The inanity of racism was largely exposed in the radical atmosphere of the 1960s. Social equality, the rise of feminism and radical politics flourished in the universities. Left and Right political forces were clearly defined, respectively, by their opposition or support for the Vietnam War. Loosely identified through anti-materialist thinkers like Herbert Marcuse, a formation, sufficiently distinct from the Marxist left to warrant its own name, appeared. The “New Left” was the first direct diversion from the revolutionary character of the Left, to a populist political position. The reformism of the New Left provided an avenue of escape from the uncomfortable rigour of struggle that radical change demands. University students, often through the influence of Leftist professors, embraced the radical attractions of demands for reforms that were often mollified by the acceding of authorities. Civil rights struggles won major victories without challenging the power of the state, and the New Left became the de facto representation of the Left.

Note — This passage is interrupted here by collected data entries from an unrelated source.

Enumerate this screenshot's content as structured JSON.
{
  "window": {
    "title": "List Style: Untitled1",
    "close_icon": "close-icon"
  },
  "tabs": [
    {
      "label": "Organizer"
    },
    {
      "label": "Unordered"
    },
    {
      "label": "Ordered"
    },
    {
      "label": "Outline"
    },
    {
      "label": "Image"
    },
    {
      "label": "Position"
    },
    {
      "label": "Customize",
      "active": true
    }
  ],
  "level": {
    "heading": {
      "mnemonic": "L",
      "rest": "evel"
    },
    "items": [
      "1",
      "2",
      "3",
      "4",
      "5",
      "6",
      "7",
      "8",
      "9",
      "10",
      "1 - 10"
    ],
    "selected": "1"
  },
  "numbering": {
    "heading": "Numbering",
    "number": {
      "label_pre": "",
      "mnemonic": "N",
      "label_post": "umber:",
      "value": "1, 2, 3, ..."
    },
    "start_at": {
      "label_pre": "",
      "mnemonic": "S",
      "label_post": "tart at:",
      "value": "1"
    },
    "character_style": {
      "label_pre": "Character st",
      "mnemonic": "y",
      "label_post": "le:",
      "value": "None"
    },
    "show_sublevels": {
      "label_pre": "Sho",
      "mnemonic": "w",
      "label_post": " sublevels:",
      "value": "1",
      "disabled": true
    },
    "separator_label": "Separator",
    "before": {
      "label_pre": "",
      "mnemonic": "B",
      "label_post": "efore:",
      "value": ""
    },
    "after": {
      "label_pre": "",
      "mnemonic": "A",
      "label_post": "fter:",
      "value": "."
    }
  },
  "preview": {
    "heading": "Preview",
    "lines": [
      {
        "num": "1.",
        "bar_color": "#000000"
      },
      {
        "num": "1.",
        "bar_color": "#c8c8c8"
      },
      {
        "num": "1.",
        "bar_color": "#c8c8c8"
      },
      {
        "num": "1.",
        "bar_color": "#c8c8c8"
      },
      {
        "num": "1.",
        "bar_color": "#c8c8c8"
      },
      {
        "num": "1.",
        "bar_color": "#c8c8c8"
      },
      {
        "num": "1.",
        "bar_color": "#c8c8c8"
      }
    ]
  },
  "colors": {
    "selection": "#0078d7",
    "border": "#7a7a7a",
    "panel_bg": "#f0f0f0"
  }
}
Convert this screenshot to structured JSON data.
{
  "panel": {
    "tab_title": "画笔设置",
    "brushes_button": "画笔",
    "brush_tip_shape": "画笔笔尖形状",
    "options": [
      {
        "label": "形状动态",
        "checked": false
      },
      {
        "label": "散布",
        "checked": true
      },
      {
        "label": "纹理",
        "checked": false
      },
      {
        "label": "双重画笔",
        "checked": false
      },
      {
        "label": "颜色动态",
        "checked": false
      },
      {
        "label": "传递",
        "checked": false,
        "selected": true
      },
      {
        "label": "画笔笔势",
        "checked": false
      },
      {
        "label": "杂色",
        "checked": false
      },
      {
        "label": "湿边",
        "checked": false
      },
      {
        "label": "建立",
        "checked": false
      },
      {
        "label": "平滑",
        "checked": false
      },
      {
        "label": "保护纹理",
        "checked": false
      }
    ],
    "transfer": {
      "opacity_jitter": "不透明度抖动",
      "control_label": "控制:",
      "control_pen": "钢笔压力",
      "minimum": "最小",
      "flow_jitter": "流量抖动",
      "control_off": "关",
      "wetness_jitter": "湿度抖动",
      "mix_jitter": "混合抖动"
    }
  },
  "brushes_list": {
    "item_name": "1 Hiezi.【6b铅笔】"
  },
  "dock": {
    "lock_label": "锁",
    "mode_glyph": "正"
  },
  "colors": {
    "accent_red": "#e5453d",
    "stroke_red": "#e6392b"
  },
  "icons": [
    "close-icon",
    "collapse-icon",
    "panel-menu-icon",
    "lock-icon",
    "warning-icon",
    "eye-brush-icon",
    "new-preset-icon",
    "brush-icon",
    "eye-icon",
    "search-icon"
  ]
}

Postmodernism’s influence on the Left was a departure from materialism to relativism, and, in simple form, can be determined as starting with an answer, and examining only the arguments that support it; while the scientific method demands objective evidence to determine the truth. The Left was now defined by the social activism it indulged. Radicalism became “Left” regardless of its objectives; political correctness became the accepted objective; form superseded content. One aspect of this New Left thought is the obstruction of speakers and writers of ideas that are deemed unacceptable by those who know what is right. People like Charles Murray, Jordan Peterson and Michael Bailey are attacked, uninvited to previously scheduled presentations, and are often the object of demands for formal punishment. These actions are taken in the context of censorship of ideas that some people find offensive. The Thought Police in Nineteen Eighty-Four control thinking, but thinking is also controlled when its expression is not allowed.

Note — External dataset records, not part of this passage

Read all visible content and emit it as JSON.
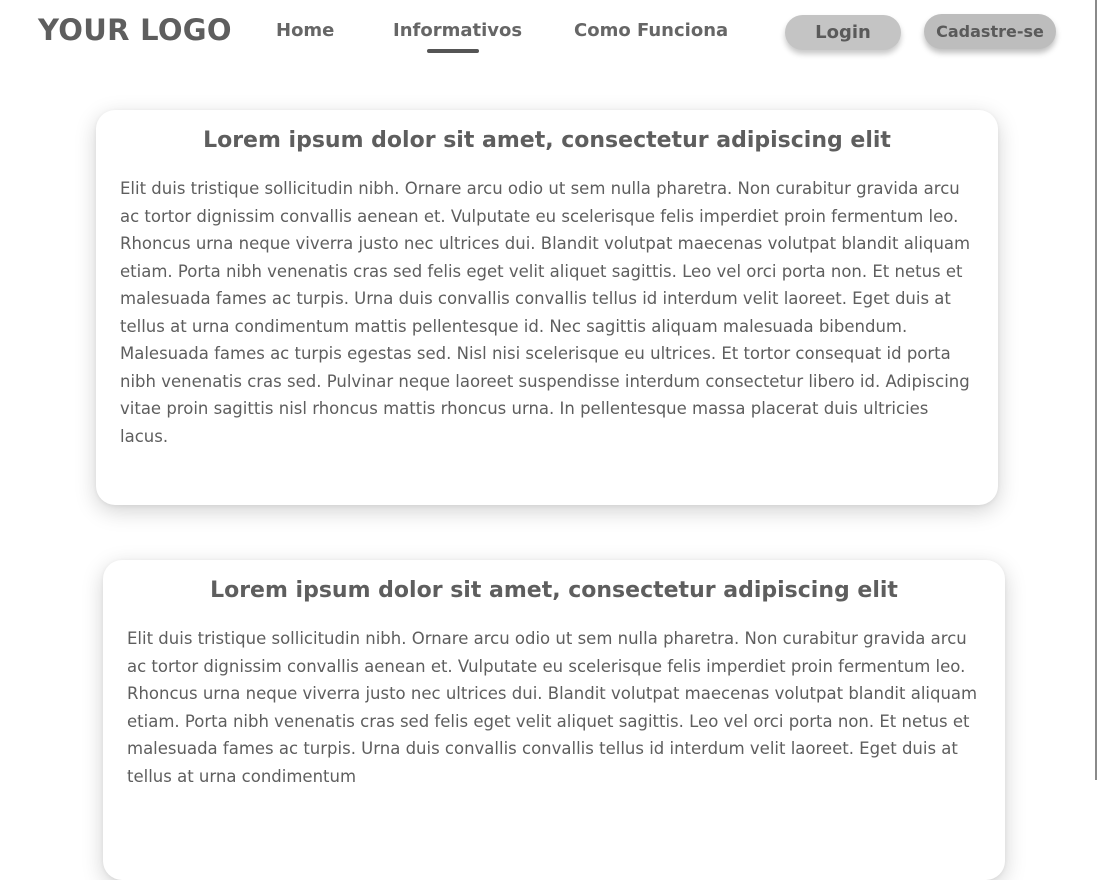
{
  "header": {
    "logo": "YOUR LOGO",
    "nav": {
      "home": "Home",
      "informativos": "Informativos",
      "como_funciona": "Como Funciona"
    },
    "login_label": "Login",
    "signup_label": "Cadastre-se"
  },
  "articles": [
    {
      "title": "Lorem ipsum dolor sit amet, consectetur adipiscing elit",
      "body": "Elit duis tristique sollicitudin nibh. Ornare arcu odio ut sem nulla pharetra. Non curabitur gravida arcu ac tortor dignissim convallis aenean et. Vulputate eu scelerisque felis imperdiet proin fermentum leo. Rhoncus urna neque viverra justo nec ultrices dui. Blandit volutpat maecenas volutpat blandit aliquam etiam. Porta nibh venenatis cras sed felis eget velit aliquet sagittis. Leo vel orci porta non. Et netus et malesuada fames ac turpis. Urna duis convallis convallis tellus id interdum velit laoreet. Eget duis at tellus at urna condimentum mattis pellentesque id. Nec sagittis aliquam malesuada bibendum. Malesuada fames ac turpis egestas sed. Nisl nisi scelerisque eu ultrices. Et tortor consequat id porta nibh venenatis cras sed. Pulvinar neque laoreet suspendisse interdum consectetur libero id. Adipiscing vitae proin sagittis nisl rhoncus mattis rhoncus urna. In pellentesque massa placerat duis ultricies lacus."
    },
    {
      "title": "Lorem ipsum dolor sit amet, consectetur adipiscing elit",
      "body": "Elit duis tristique sollicitudin nibh. Ornare arcu odio ut sem nulla pharetra. Non curabitur gravida arcu ac tortor dignissim convallis aenean et. Vulputate eu scelerisque felis imperdiet proin fermentum leo. Rhoncus urna neque viverra justo nec ultrices dui. Blandit volutpat maecenas volutpat blandit aliquam etiam. Porta nibh venenatis cras sed felis eget velit aliquet sagittis. Leo vel orci porta non. Et netus et malesuada fames ac turpis. Urna duis convallis convallis tellus id interdum velit laoreet. Eget duis at tellus at urna condimentum"
    }
  ]
}
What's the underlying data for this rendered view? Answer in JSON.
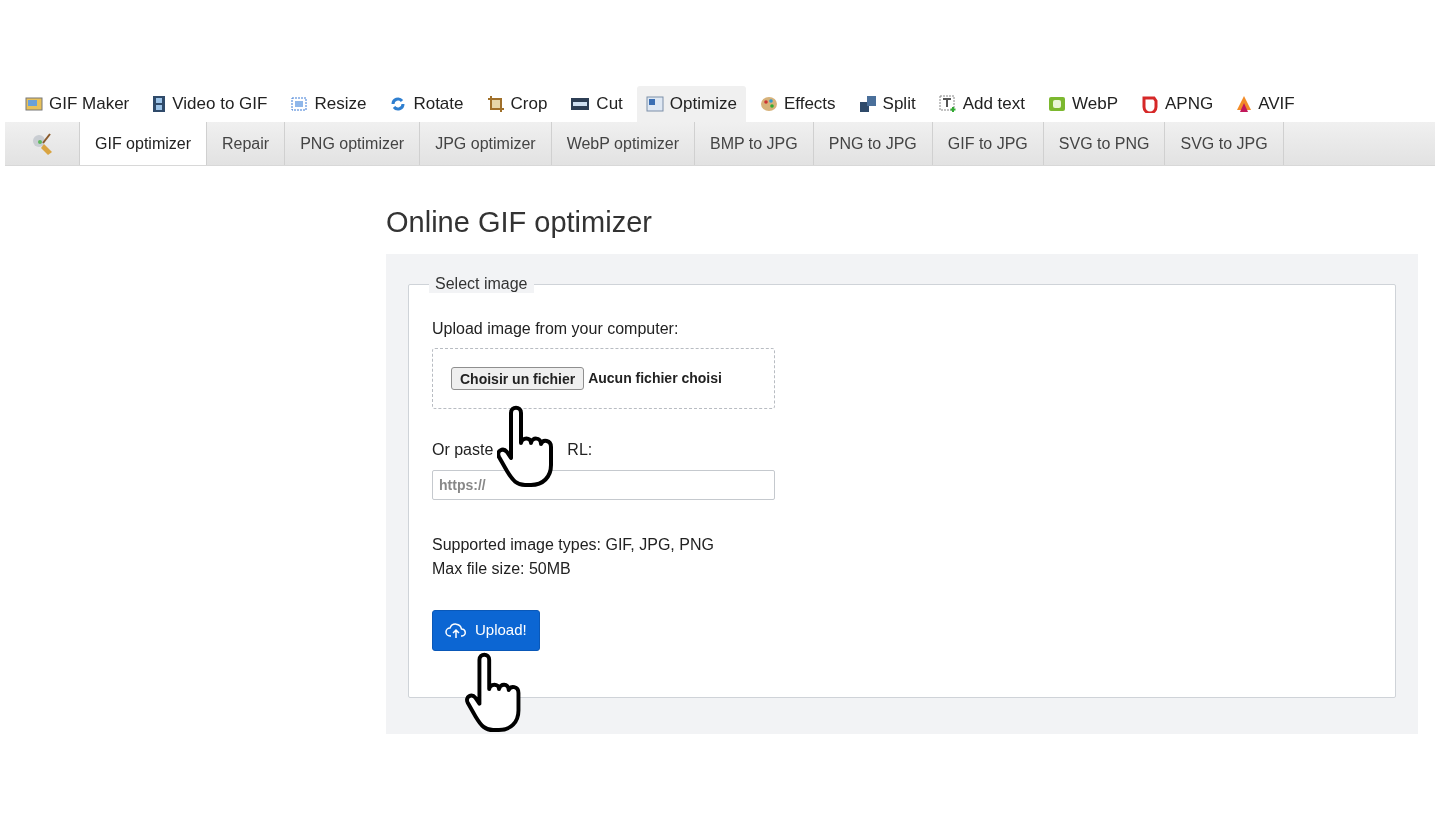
{
  "main_tabs": [
    {
      "label": "GIF Maker",
      "selected": false
    },
    {
      "label": "Video to GIF",
      "selected": false
    },
    {
      "label": "Resize",
      "selected": false
    },
    {
      "label": "Rotate",
      "selected": false
    },
    {
      "label": "Crop",
      "selected": false
    },
    {
      "label": "Cut",
      "selected": false
    },
    {
      "label": "Optimize",
      "selected": true
    },
    {
      "label": "Effects",
      "selected": false
    },
    {
      "label": "Split",
      "selected": false
    },
    {
      "label": "Add text",
      "selected": false
    },
    {
      "label": "WebP",
      "selected": false
    },
    {
      "label": "APNG",
      "selected": false
    },
    {
      "label": "AVIF",
      "selected": false
    }
  ],
  "sub_tabs": [
    {
      "label": "GIF optimizer",
      "selected": true
    },
    {
      "label": "Repair",
      "selected": false
    },
    {
      "label": "PNG optimizer",
      "selected": false
    },
    {
      "label": "JPG optimizer",
      "selected": false
    },
    {
      "label": "WebP optimizer",
      "selected": false
    },
    {
      "label": "BMP to JPG",
      "selected": false
    },
    {
      "label": "PNG to JPG",
      "selected": false
    },
    {
      "label": "GIF to JPG",
      "selected": false
    },
    {
      "label": "SVG to PNG",
      "selected": false
    },
    {
      "label": "SVG to JPG",
      "selected": false
    }
  ],
  "title": "Online GIF optimizer",
  "form": {
    "legend": "Select image",
    "upload_label": "Upload image from your computer:",
    "file_button": "Choisir un fichier",
    "file_status": "Aucun fichier choisi",
    "url_label_start": "Or paste",
    "url_label_end": "RL:",
    "url_placeholder": "https://",
    "info_lines": [
      "Supported image types: GIF, JPG, PNG",
      "Max file size: 50MB"
    ],
    "submit": "Upload!"
  }
}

Marx theorized that the irreconcilable conflicts between the working and capitalist classes will inevitably result in revolutionary change. The postmodern deviation, away from the revolutionary focus while posing as agents of radical change, becomes a reactionary obstruction to progressive thinking and activity. In the process, the challenging of ideas, discussion and open debate face obsolescence. Thus the Left, of science and reason, is neutralized, and the reactionary, bullying and totalitarian opposite is instituted in disguise. By all standards, the three disingenuous tormentors of Lindsay Shepherd at Wilfrid Laurier University were on the Left for their self-determined protection of transgendered students.

Postmodern doublespeak has come full circle. Reactionary conservatism has usurped the role of the Left. For students and younger people, this is the only expression of radical thought: there’s no Left left!